Not on display
- Artist
- Bruce Onobrakpeya born 1932
- Medium
- Resin, wood, metal and paint
- Dimensions
- Displayed: 1200 × 2515 × 25 mm
- Collection
- Tate
- Acquisition
- Purchased with funds provided by the Africa Acquisitions Committee 2019
- Reference
- T15204
Summary
This wall-mounted, wooden-framed triptych by the Nigerian artist Bruce Onobrakpeya consists of three bas-relief carved plaster panels. The work is hinged along the outer vertical edges of the central panel. The outer left and right panels, as well as the upper and lower margins of the centrepiece, depict the biblical subject of the Via Crucis, also known as the Stations of the Cross. In fourteen discrete scenes related to the Crucifixion, Jesus Christ is shown from the moment he is condemned to death by Pontius Pilate through to his entombment.
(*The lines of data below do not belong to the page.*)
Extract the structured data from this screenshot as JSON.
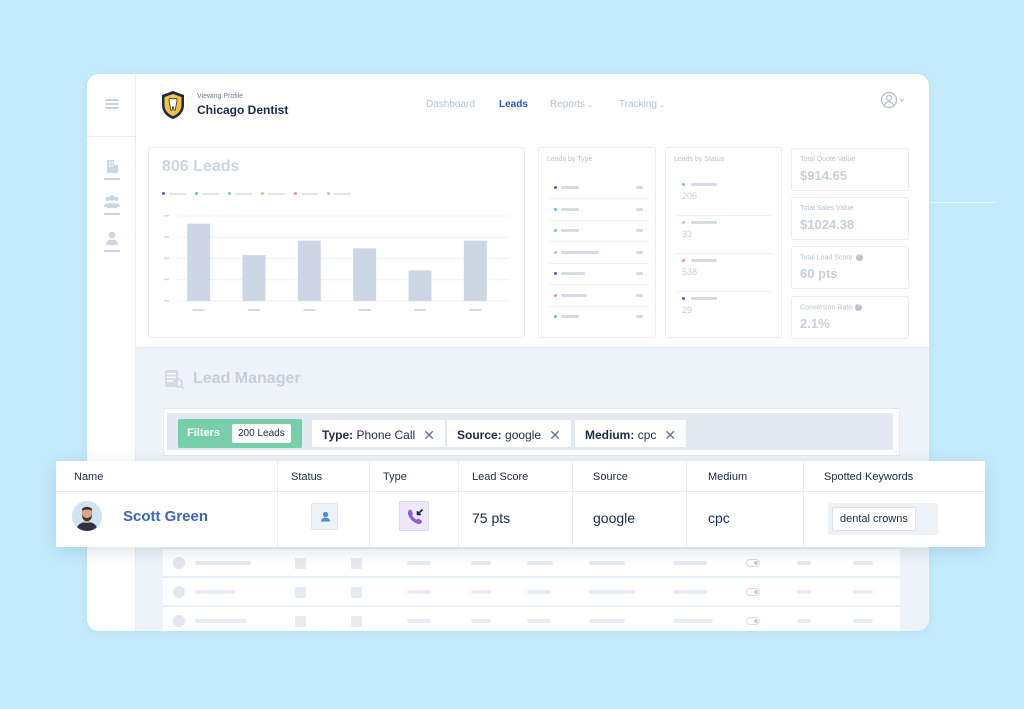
{
  "header": {
    "viewing_label": "Viewing Profile",
    "profile_name": "Chicago Dentist",
    "nav": [
      {
        "label": "Dashboard"
      },
      {
        "label": "Leads"
      },
      {
        "label": "Reports"
      },
      {
        "label": "Tracking"
      }
    ],
    "active_nav": "Leads"
  },
  "colors": {
    "accent": "#2c55c7",
    "filter_green": "#77cfa9",
    "background": "#c4ebfb"
  },
  "chart": {
    "title": "806 Leads",
    "legend_colors": [
      "#3d66c2",
      "#4fc3e8",
      "#77cfa9",
      "#f6b08a",
      "#f08aa2",
      "#b9c3d0"
    ]
  },
  "chart_data": {
    "type": "bar",
    "title": "806 Leads",
    "values": [
      91,
      54,
      71,
      62,
      36,
      71
    ],
    "ylim": [
      0,
      100
    ],
    "grid": true
  },
  "leads_by_type": {
    "title": "Leads by Type",
    "dot_colors": [
      "#3d66c2",
      "#4fc3e8",
      "#77cfa9",
      "#f6b08a",
      "#3d66c2",
      "#f08aa2",
      "#4fc3e8",
      "#f6b08a"
    ]
  },
  "leads_by_status": {
    "title": "Leads by Status",
    "items": [
      {
        "value": "206",
        "color": "#77cfa9"
      },
      {
        "value": "33",
        "color": "#f6b08a"
      },
      {
        "value": "538",
        "color": "#f08aa2"
      },
      {
        "value": "29",
        "color": "#3d66c2"
      }
    ]
  },
  "kpis": [
    {
      "label": "Total Quote Value",
      "value": "$914.65",
      "help": false
    },
    {
      "label": "Total Sales Value",
      "value": "$1024.38",
      "help": false
    },
    {
      "label": "Total Lead Score",
      "value": "60 pts",
      "help": true
    },
    {
      "label": "Conversion Rate",
      "value": "2.1%",
      "help": true
    }
  ],
  "lead_manager": {
    "title": "Lead Manager",
    "filters_label": "Filters",
    "lead_count": "200 Leads",
    "chips": [
      {
        "key": "Type:",
        "value": "Phone Call"
      },
      {
        "key": "Source:",
        "value": "google"
      },
      {
        "key": "Medium:",
        "value": "cpc"
      }
    ]
  },
  "table": {
    "columns": [
      "Name",
      "Status",
      "Type",
      "Lead Score",
      "Source",
      "Medium",
      "Spotted Keywords"
    ],
    "row": {
      "name": "Scott Green",
      "lead_score": "75 pts",
      "source": "google",
      "medium": "cpc",
      "keyword": "dental crowns",
      "status_icon": "person-icon",
      "type_icon": "incoming-call-icon"
    }
  }
}
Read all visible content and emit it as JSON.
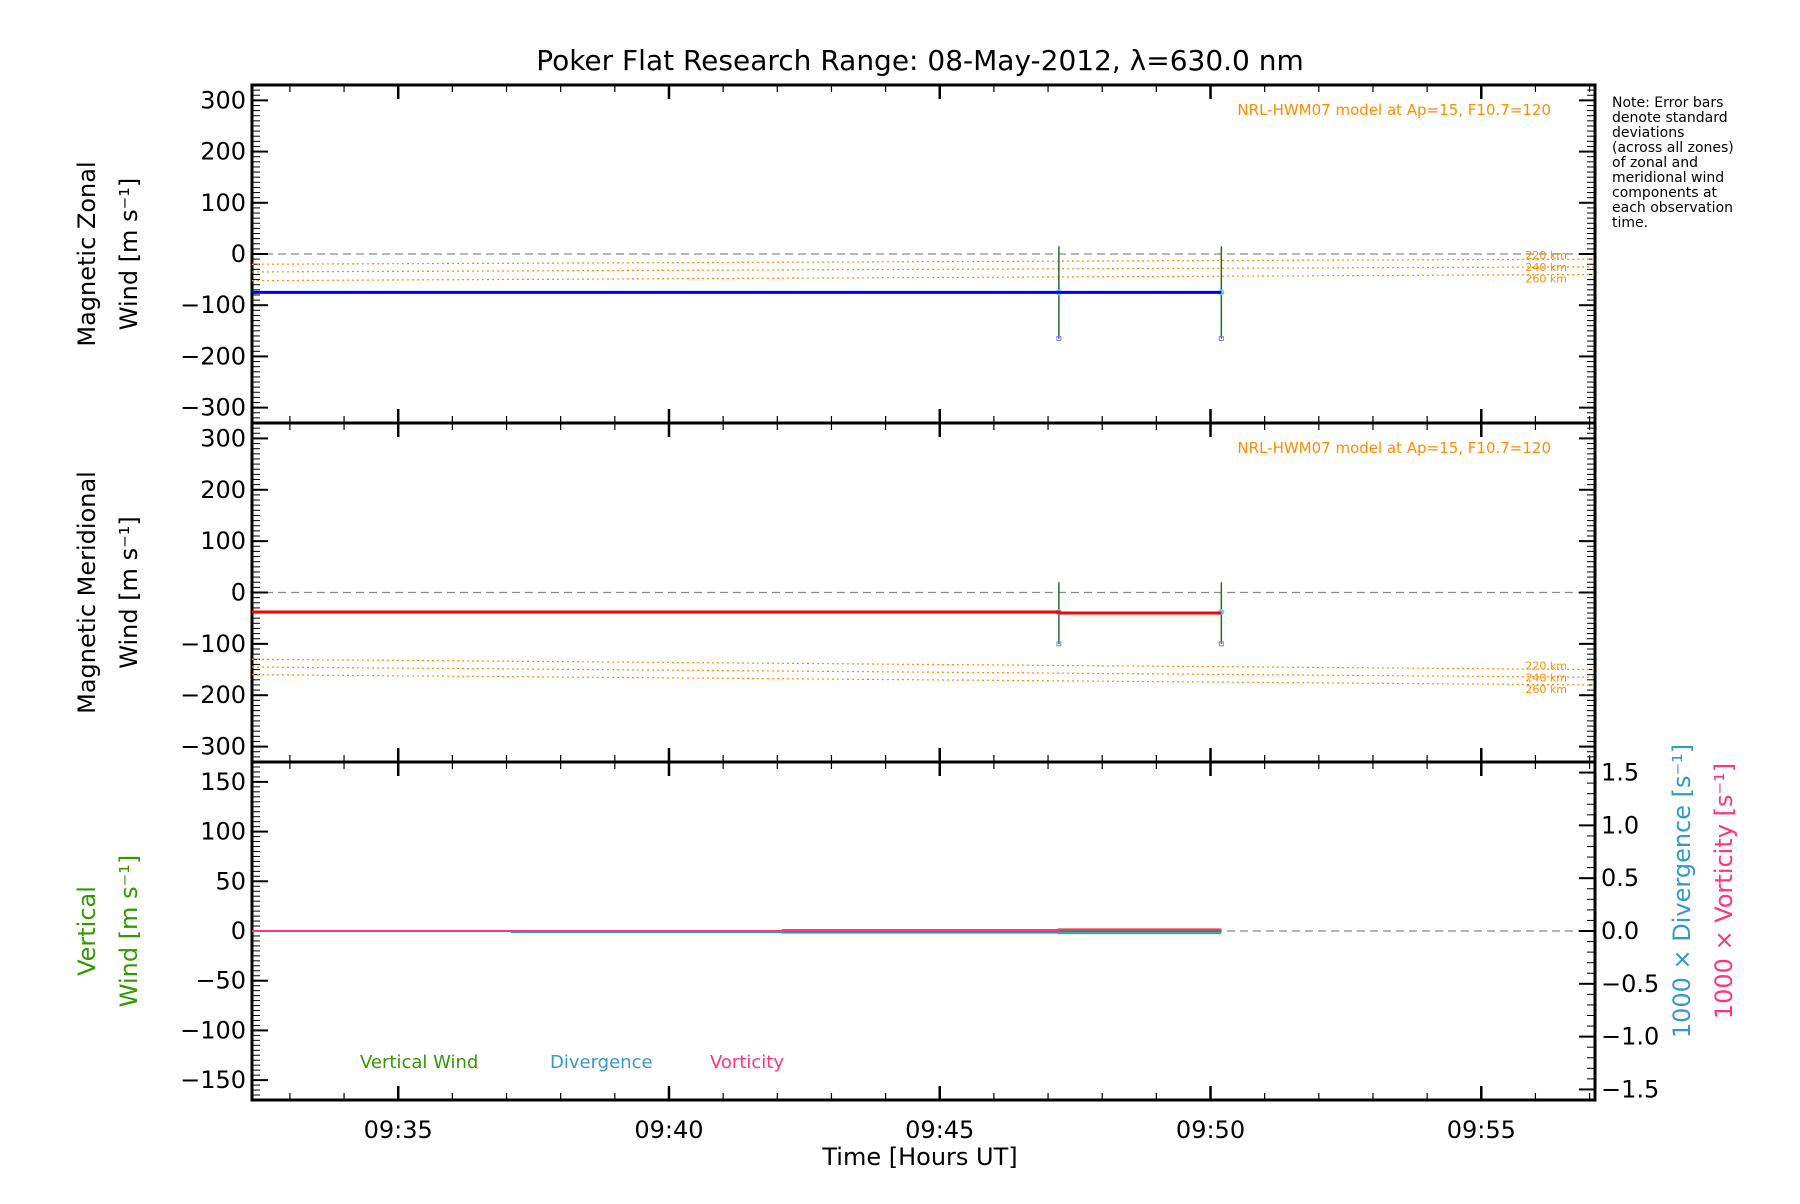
{
  "title": "Poker Flat Research Range: 08-May-2012, λ=630.0 nm",
  "xlabel": "Time [Hours UT]",
  "note_lines": [
    "Note: Error bars",
    "denote standard",
    "deviations",
    "(across all zones)",
    "of zonal and",
    "meridional wind",
    "components at",
    "each observation",
    "time."
  ],
  "colors": {
    "zonal": "#0000ff",
    "meridional": "#ff0000",
    "model": "#ff8c00",
    "vertical": "#339900",
    "divergence": "#3399cc",
    "vorticity": "#ff3380",
    "zero_line": "#888888"
  },
  "chart_data": [
    {
      "type": "line",
      "panel": "zonal",
      "ylabel_lines": [
        "Magnetic Zonal",
        "Wind [m s⁻¹]"
      ],
      "ylim": [
        -330,
        330
      ],
      "yticks": [
        -300,
        -200,
        -100,
        0,
        100,
        200,
        300
      ],
      "xlim": [
        "09:32:18",
        "09:57:06"
      ],
      "xticks": [
        "09:35",
        "09:40",
        "09:45",
        "09:50",
        "09:55"
      ],
      "model_label": "NRL-HWM07 model at Ap=15, F10.7=120",
      "model_altitudes": [
        "220 km",
        "240 km",
        "260 km"
      ],
      "series": [
        {
          "x": [
            "09:32:18",
            "09:47:12",
            "09:50:12"
          ],
          "y": [
            -75,
            -75,
            -75
          ],
          "step": true
        }
      ],
      "error_bars": [
        {
          "x": "09:47:12",
          "low": -165,
          "high": 15
        },
        {
          "x": "09:50:12",
          "low": -165,
          "high": 15
        }
      ],
      "model_lines": [
        {
          "x": [
            "09:32:18",
            "09:57:06"
          ],
          "y": [
            -20,
            -10
          ]
        },
        {
          "x": [
            "09:32:18",
            "09:57:06"
          ],
          "y": [
            -35,
            -25
          ]
        },
        {
          "x": [
            "09:32:18",
            "09:57:06"
          ],
          "y": [
            -52,
            -40
          ]
        }
      ]
    },
    {
      "type": "line",
      "panel": "meridional",
      "ylabel_lines": [
        "Magnetic Meridional",
        "Wind [m s⁻¹]"
      ],
      "ylim": [
        -330,
        330
      ],
      "yticks": [
        -300,
        -200,
        -100,
        0,
        100,
        200,
        300
      ],
      "xlim": [
        "09:32:18",
        "09:57:06"
      ],
      "xticks": [
        "09:35",
        "09:40",
        "09:45",
        "09:50",
        "09:55"
      ],
      "model_label": "NRL-HWM07 model at Ap=15, F10.7=120",
      "model_altitudes": [
        "220 km",
        "240 km",
        "260 km"
      ],
      "series": [
        {
          "x": [
            "09:32:18",
            "09:47:12",
            "09:50:12"
          ],
          "y": [
            -38,
            -40,
            -40
          ],
          "step": true
        }
      ],
      "error_bars": [
        {
          "x": "09:47:12",
          "low": -100,
          "high": 20
        },
        {
          "x": "09:50:12",
          "low": -100,
          "high": 20
        }
      ],
      "model_lines": [
        {
          "x": [
            "09:32:18",
            "09:57:06"
          ],
          "y": [
            -130,
            -150
          ]
        },
        {
          "x": [
            "09:32:18",
            "09:57:06"
          ],
          "y": [
            -145,
            -165
          ]
        },
        {
          "x": [
            "09:32:18",
            "09:57:06"
          ],
          "y": [
            -160,
            -180
          ]
        }
      ]
    },
    {
      "type": "line",
      "panel": "vertical",
      "ylabel_lines": [
        "Vertical",
        "Wind [m s⁻¹]"
      ],
      "ylim": [
        -170,
        170
      ],
      "yticks": [
        -150,
        -100,
        -50,
        0,
        50,
        100,
        150
      ],
      "y2label_lines": [
        "1000 × Divergence [s⁻¹]",
        "1000 × Vorticity [s⁻¹]"
      ],
      "y2lim": [
        -1.6,
        1.6
      ],
      "y2ticks": [
        "-1.5",
        "-1.0",
        "-0.5",
        "0.0",
        "0.5",
        "1.0",
        "1.5"
      ],
      "xlim": [
        "09:32:18",
        "09:57:06"
      ],
      "xticks": [
        "09:35",
        "09:40",
        "09:45",
        "09:50",
        "09:55"
      ],
      "legend": [
        "Vertical Wind",
        "Divergence",
        "Vorticity"
      ],
      "series": [
        {
          "name": "Vertical Wind",
          "x": [
            "09:32:18",
            "09:50:12"
          ],
          "y": [
            0,
            0
          ]
        },
        {
          "name": "Divergence",
          "x": [
            "09:32:18",
            "09:37:06",
            "09:42:06",
            "09:47:12",
            "09:50:12"
          ],
          "y": [
            0.0,
            -0.01,
            -0.015,
            -0.02,
            -0.02
          ],
          "step": true
        },
        {
          "name": "Vorticity",
          "x": [
            "09:32:18",
            "09:42:06",
            "09:47:12",
            "09:50:12"
          ],
          "y": [
            0.0,
            0.01,
            0.015,
            0.015
          ],
          "step": true
        }
      ]
    }
  ]
}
These fourteen scenes surround a larger scene, set in the middle of the triptych, that depicts the last meal Christ took with his disciples, commonly known as the Last Supper. Onobrakpeya has amplified the one-point perspective made famous by Leonardo da Vinci’s (1452–1519) Renaissance composition of 1498 (The Last Supper, Santa Maria delle Grazie, Milan), by orientating the table outward rather than lengthwise. The gathering converges on Christ as the focal point at the head of the table, with the opposite end – where the viewer stands – left vacant. The last meal that Jesus Christ shared with his disciples is recorded in the books of Matthew, Mark, Luke and John, known as the four canonical Gospels of the Bible.
Onobrakpeya’s version of The Last Supper was awarded the Lali Katat silver medal at the 5th Indian Triennale in New Delhi in 1982. Inspired by the designs Onobrakpeya had created in 1967 for his murals in St. Paul’s Church, Ebute Metta in Lagos, the fourteen scenes that surround the supper are based on a series of linocuts that the artist made in 1969 after his original paintings. A set of these linocuts are also in Tate’s collection (The Fourteen Stations of the Cross 1969, Tate P82221–P82234). Typical of Onobrakpeya’s working practice, he has revisited this theme in several series of work, including a series of Last Supper plaster prints or ‘plastocasts’ in an edition of four. Two copies from this edition are with the artist in Niger Delta. One is in the Royal Collection of Morocco’s King Mohammed VI in Rabat; another is in regular liturgical use in a church in Lagos, Nigeria.
Nigeria’s foremost printmaker, Onobrakpeya is celebrated for his deep etchings as well as his plastocasts, of which The Last Supper is an example. His distinctive plastocast technique lies at the intersection of sculpture and printmaking and he has said of his practice:
I took advantage of the dynamics of printmaking and experimentation to manipulate the same motif or idea to produce different design effects. Tiny line engravings have been developed and transformed into low relief sculptures called plastocasts, in some cases, enlarged into bigger reliefs or paintings. In reverse, pieces which were finished as large pictures or prints have been re-examined in miniature gravures. This process of transformation, or if you like, a migration of a design from one artistic medium, size or combination, to another, is what I describe as ‘Nomadic’.
(Quoted in Temple Muse 2013, p.7.)
Further reading
Holland Cotter, ‘Bruce Onobrakpeya: Jewels of Nomadic Images’, in The New York Times, 16 November 2012.
Sandra Obiago, Bruce Onobrakpeya: Exhibition of Recent Prints, Paintings and Low-Relief Sculptures, exhibition catalogue, Temple Muse, Lagos 2013.
Dele Jegede (ed.), Onobrakpeya: Masks of Flaming Arrows, Milan 2014.